DDN Announces the Biggest Big Data Object System
DataDirect Networks has announced WOS 2.0, which is positioned as the world's fastest object storage system. WOS 2.0 is a fully integrated system including DDN storage, erasure coded data protection mechanisms, a replication strategy for distributing object data, and extensions to the interface options to include S3 APIs and a NAS interface.
Big Data Growth and Challenges
The growth in data is coming from machines, not humans, and the biggest growth is coming from sensors. Data from video, acoustic, pressure, heat, chemical, proximity, speed, and many other sensors is flooding in, in addition to the computer generation of text, tables, and graphics. Organizations that are most affected by data growth operate in the fields of video, surveillance, high performance computing, life sciences, cloud & web content, environmental monitoring, rich media, and government intelligence.
The problems of storing this big data tsunami are the normal ones of writing, indexing, provenance, security, protection, and retrieval, only on a massive scale. In traditional IT, file systems have been built to handle this. The list of file systems has grown extensively, and traditional networked files systems (NAS) have improved dramatically, with global names spaces and better metadata management. However there is a computer science consensus that these types of systems cannot scale to meet the performance and availability requirements of petabyte/exabyte with billions/trillions of records, at least not cost effectively. The World’s Fastest POSIX File Systems in 2012 is a DARPA Lustre system, which achieves about 3 billion reads and writes/day.
The biggest big data systems are now object based rather than file based. One key advantage of object storage is that the data and metadata are stored together, which eliminates many of the locking, metadata traversals, directory crawling, and file allocation table issues of traditional file systems. For example, Google claims that the Google Megastore achieves 3 billion writes and 20 billion reads per day. As of Q2 2011, the Amazon S3 system stores about half a trillion objects and reads a peak of 290,000 0bjects per second (25 billion per day).
DataDirect Networks WOS 2.0
DataDirect Networks (DDN) have introduced a WOS 2.0 (Web Object Scaler) object storage system which they claim delivers up to 55 billion small object reads and 25 billion writes/day. This is twice as many as the Amazon S3 system and twenty times the throughput of the DARPA system.
The components of the DDN system include high density storage appliances, which deliver 2 petabytes per rack and 23 petabytes per cluster. Up to 25 billion objects can be stored in a rack.

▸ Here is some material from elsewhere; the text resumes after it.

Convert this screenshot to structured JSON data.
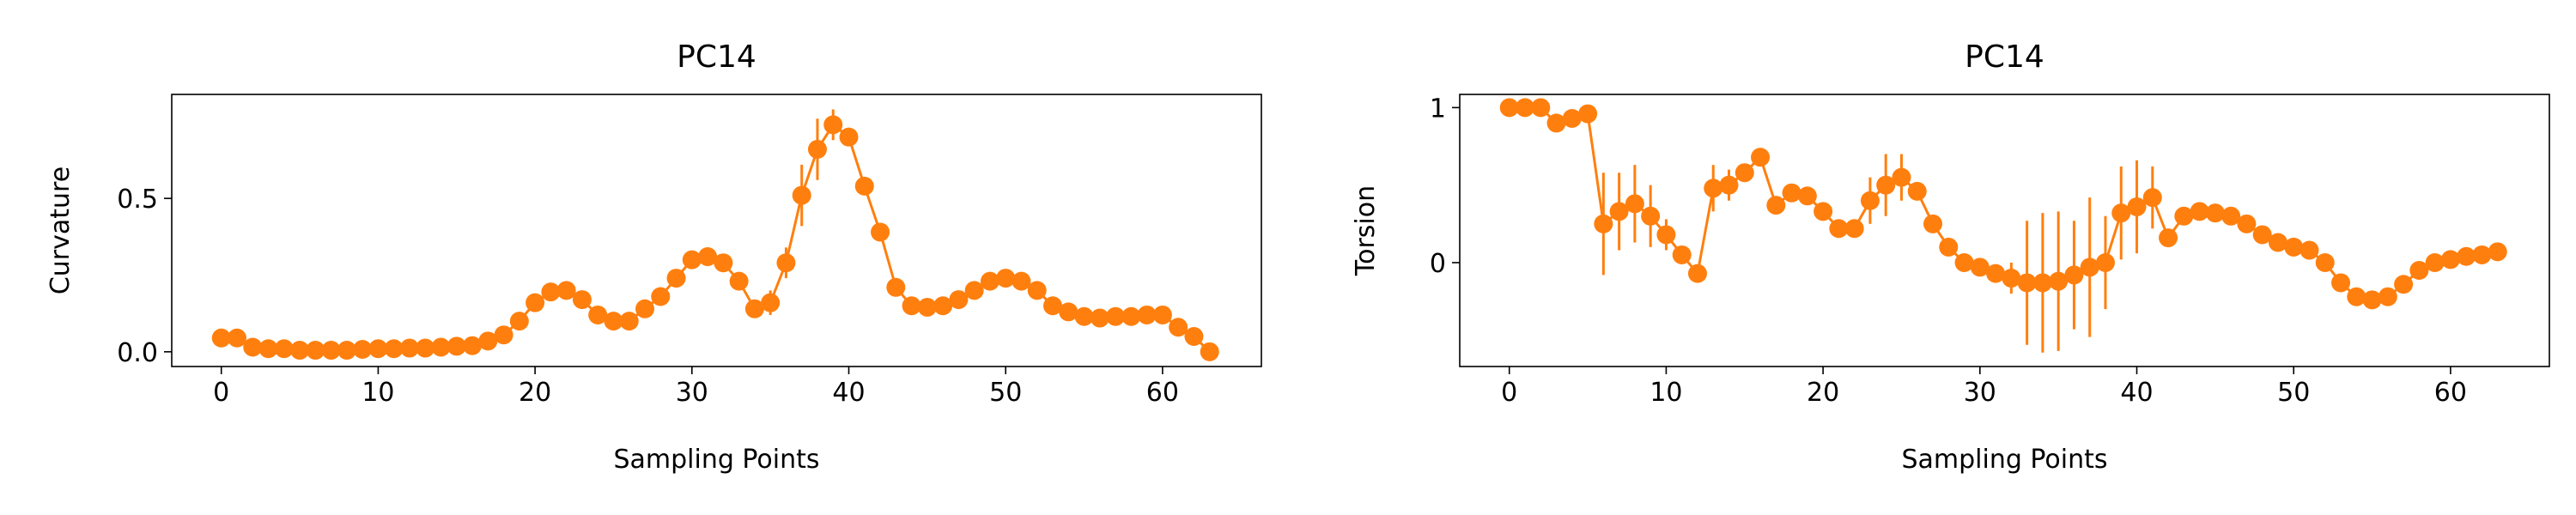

The sustained performance and data protection is achieved by combining the traditional DDN 8+2 hardware enhanced data striping together with de-clustered erasure coding. In addition, DDN has introduced an asynchronous replication capability that writes a second copy locally before replication to a remote site.
Access to WOS 2.0 has been extended to include:
- Amazon S3
- CDMI Interface
- WOS API
- iPhone, iPad Client Dropbox-Style Access
- NAS Interface
WOS 2 Proof Points
The most interesting proof-point that DDN offers is the work being done with a Department of Defense multi-agency partnership to provide large scale systems to analyze and distribute high-definition sensor data. Figure 1 shows some examples of the data challenges involved. The DDN solution offered was a Geo-distributed WOS object storage system to address the requirements of high speed and low-latency.

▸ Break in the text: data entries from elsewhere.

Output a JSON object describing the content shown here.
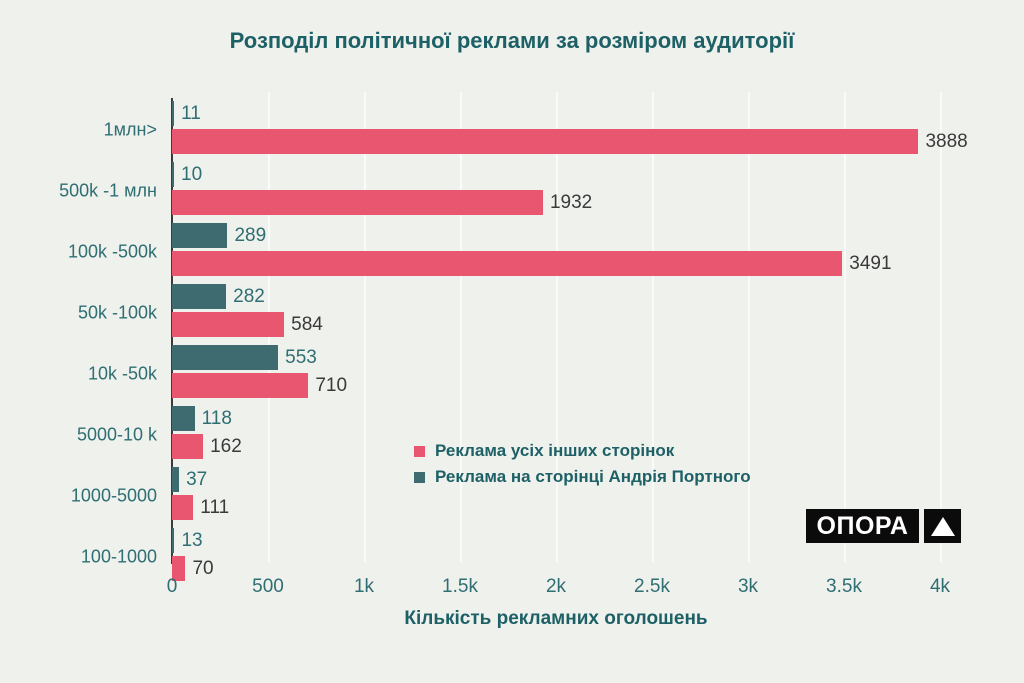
{
  "title": "Розподіл політичної реклами за розміром аудиторії",
  "chart_data": {
    "type": "bar",
    "orientation": "horizontal",
    "title": "Розподіл політичної реклами за розміром аудиторії",
    "xlabel": "Кількість рекламних оголошень",
    "ylabel": "",
    "categories": [
      "1млн>",
      "500k -1 млн",
      "100k -500k",
      "50k -100k",
      "10k -50k",
      "5000-10 k",
      "1000-5000",
      "100-1000"
    ],
    "series": [
      {
        "name": "Реклама усіх інших сторінок",
        "color": "#e8566f",
        "values": [
          3888,
          1932,
          3491,
          584,
          710,
          162,
          111,
          70
        ]
      },
      {
        "name": "Реклама на сторінці Андрія Портного",
        "color": "#3e6b6f",
        "values": [
          11,
          10,
          289,
          282,
          553,
          118,
          37,
          13
        ]
      }
    ],
    "xlim": [
      0,
      4000
    ],
    "xticks": [
      "0",
      "500",
      "1k",
      "1.5k",
      "2k",
      "2.5k",
      "3k",
      "3.5k",
      "4k"
    ],
    "grid": true,
    "legend_position": "center-right"
  },
  "colors": {
    "background": "#eff1ed",
    "pink_series": "#e8566f",
    "teal_series": "#3e6b6f",
    "title_text": "#1d6066",
    "tick_text": "#2f6e72",
    "value_text_dark": "#3a3a3a",
    "axis_line": "#3b3b3b",
    "gridline": "#fafbf9"
  },
  "logo": {
    "text": "ОПОРА",
    "icon": "triangle-up"
  }
}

Key partners in this and other projects include YottaStor, Pixia Corp, Objectivity and iRODS.
Summary and Conclusions
DDN has introduced an fully integrated end-to-end geo-distributed, scale-out object storage system, with a single namespace and single global cluster interface. This matches or exceeds the performance of the largest bespoke object systems currently deployed. In addition, the data protection mechanisms can allow recovery in place, and accommodate the introduction of very large disks.
The DDN system has the potential for wide-scale adoption by cloud providers, large organizations and government agencies.
Action Item: This announcement has integrated a number of critical technology components to provide a geo-distributed, scale-out object storage system with the potential to address high performance read/write applications. DDN claim that objects can be retrieved in 40 millisecond. For the first time this has changed the positioning of object-based systems from archive-only to general purpose. CIOs and CTOs of large organizations and service providers should long and hard at the WOS 2.0 system architecture as a potential for much lower cost internal and external cloud deployments.